Site Franciscanos – Como o Convento sobreviveu e sobrevive nestes 90 anos?
Madre Maria Pacífica – No início, para comprar o terreno e pagar as prestações, bem como para a construção, as irmãs faziam longos serões, confeccionando paramentos para uma fábrica de São Paulo. Naturalmente que a Divina Providência sempre veio em auxílio, através de amigos e benfeitores. Particularmente, Frei Rogério Neuhaus, OFM, de santa memória. Em tempos de grandes necessidades, pudemos contar, mais especificamente, com muitos outros frades, nomeadamente, Frei Heliodoro Müller, Frei Leovigildo Balestiere, Frei Fortunato Sturm, Frei Bernardo Hoelscher, Frei Eckart Höfling, e todos os nossos padres guardiães do Convento Santo Antônio, nas últimas décadas, têm sido muito atenciosos e solícitos: Frei Edgar Weist, Frei Ivo Theiss, Frei Clarêncio Neotti e Frei José Pereira.
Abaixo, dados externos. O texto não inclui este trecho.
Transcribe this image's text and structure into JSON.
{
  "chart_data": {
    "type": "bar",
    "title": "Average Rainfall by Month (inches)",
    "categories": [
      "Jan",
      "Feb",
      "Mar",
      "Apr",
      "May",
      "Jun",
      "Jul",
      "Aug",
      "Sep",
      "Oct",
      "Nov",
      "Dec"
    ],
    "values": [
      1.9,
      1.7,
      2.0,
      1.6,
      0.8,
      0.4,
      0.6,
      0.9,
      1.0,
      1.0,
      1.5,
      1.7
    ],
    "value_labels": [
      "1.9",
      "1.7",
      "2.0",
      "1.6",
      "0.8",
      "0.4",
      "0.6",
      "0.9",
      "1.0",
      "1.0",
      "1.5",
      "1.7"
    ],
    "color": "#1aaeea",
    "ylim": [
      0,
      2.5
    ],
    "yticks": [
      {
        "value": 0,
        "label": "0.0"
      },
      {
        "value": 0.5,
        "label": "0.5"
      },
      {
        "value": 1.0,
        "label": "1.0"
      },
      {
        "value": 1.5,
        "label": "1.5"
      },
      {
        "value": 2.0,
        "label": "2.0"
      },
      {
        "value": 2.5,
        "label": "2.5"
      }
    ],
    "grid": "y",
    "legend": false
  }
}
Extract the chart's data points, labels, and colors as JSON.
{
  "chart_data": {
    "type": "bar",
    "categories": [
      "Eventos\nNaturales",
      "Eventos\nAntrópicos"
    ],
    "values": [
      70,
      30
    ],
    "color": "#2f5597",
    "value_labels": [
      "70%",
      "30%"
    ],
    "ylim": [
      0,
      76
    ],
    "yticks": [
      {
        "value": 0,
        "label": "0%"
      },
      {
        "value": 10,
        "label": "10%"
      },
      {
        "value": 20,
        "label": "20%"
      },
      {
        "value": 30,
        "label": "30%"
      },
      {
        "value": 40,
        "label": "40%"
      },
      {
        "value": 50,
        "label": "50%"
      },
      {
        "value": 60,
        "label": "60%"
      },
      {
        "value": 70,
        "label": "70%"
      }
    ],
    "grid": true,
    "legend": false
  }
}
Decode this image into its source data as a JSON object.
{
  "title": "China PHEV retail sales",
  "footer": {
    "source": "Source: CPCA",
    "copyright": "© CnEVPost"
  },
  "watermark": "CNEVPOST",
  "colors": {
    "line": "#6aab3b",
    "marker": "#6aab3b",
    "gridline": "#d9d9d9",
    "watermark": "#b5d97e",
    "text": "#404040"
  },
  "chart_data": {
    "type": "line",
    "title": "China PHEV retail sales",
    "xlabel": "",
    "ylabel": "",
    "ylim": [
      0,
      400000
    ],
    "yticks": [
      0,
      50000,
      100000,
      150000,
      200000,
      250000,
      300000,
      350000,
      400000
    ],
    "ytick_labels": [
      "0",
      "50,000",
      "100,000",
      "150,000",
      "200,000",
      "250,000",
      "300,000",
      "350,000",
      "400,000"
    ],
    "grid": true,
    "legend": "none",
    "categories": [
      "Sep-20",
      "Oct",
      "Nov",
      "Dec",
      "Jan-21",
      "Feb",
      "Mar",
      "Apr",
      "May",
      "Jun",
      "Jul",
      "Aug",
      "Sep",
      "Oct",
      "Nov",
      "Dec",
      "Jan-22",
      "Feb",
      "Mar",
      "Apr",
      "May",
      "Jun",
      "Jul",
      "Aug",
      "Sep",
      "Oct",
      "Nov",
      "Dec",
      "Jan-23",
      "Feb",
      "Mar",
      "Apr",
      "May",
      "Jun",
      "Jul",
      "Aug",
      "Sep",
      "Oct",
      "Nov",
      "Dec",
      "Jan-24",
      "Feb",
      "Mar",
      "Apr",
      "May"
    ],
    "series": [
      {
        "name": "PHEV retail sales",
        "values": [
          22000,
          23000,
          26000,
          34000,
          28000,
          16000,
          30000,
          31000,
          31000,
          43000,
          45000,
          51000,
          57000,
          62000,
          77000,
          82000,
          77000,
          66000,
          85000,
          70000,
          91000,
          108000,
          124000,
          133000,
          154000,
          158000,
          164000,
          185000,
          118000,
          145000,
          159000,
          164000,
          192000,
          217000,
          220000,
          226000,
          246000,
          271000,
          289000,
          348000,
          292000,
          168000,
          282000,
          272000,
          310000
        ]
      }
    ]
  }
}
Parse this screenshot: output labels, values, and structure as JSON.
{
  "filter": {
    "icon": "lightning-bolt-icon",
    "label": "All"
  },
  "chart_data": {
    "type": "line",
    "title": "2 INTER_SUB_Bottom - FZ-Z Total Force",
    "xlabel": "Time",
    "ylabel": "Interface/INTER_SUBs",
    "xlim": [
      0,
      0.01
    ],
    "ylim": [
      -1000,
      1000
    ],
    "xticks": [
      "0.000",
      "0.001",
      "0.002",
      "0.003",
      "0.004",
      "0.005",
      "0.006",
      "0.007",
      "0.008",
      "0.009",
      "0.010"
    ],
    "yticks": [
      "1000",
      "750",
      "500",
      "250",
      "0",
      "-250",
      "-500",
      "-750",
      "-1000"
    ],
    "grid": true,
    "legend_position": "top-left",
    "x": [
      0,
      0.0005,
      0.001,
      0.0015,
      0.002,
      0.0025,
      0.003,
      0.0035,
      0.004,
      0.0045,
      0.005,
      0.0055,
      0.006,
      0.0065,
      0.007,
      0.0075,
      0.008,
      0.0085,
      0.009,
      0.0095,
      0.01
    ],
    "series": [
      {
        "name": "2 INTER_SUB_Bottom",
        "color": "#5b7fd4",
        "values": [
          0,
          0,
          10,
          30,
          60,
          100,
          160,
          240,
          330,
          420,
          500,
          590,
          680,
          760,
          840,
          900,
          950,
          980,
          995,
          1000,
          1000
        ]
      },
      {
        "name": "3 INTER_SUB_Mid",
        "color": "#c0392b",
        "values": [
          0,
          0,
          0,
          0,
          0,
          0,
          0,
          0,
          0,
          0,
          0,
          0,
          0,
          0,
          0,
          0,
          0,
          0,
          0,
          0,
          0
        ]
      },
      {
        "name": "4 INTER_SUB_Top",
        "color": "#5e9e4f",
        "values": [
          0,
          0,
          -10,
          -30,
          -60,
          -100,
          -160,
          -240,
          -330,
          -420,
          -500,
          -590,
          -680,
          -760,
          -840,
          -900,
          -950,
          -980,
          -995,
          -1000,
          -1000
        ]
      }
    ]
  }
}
As Irmãs Pobres de Santa Clara, em fidelidade à santa pobreza, vivem cada dia como as aves do céu e os lírios do campo, totalmente entregues à Providência do Pai, que a todos sustenta e ampara com ternura. É verdadeiro milagre do bom Deus. Trabalham, como todos os pobres, para ganhar o pão de cada dia, e, quando lhes é possível, seguindo a perfeição evangélica, partilham com os mais necessitados as doações que recebem.

Site Franciscanos – Como é feito o trabalho vocacional para a vida contemplativa?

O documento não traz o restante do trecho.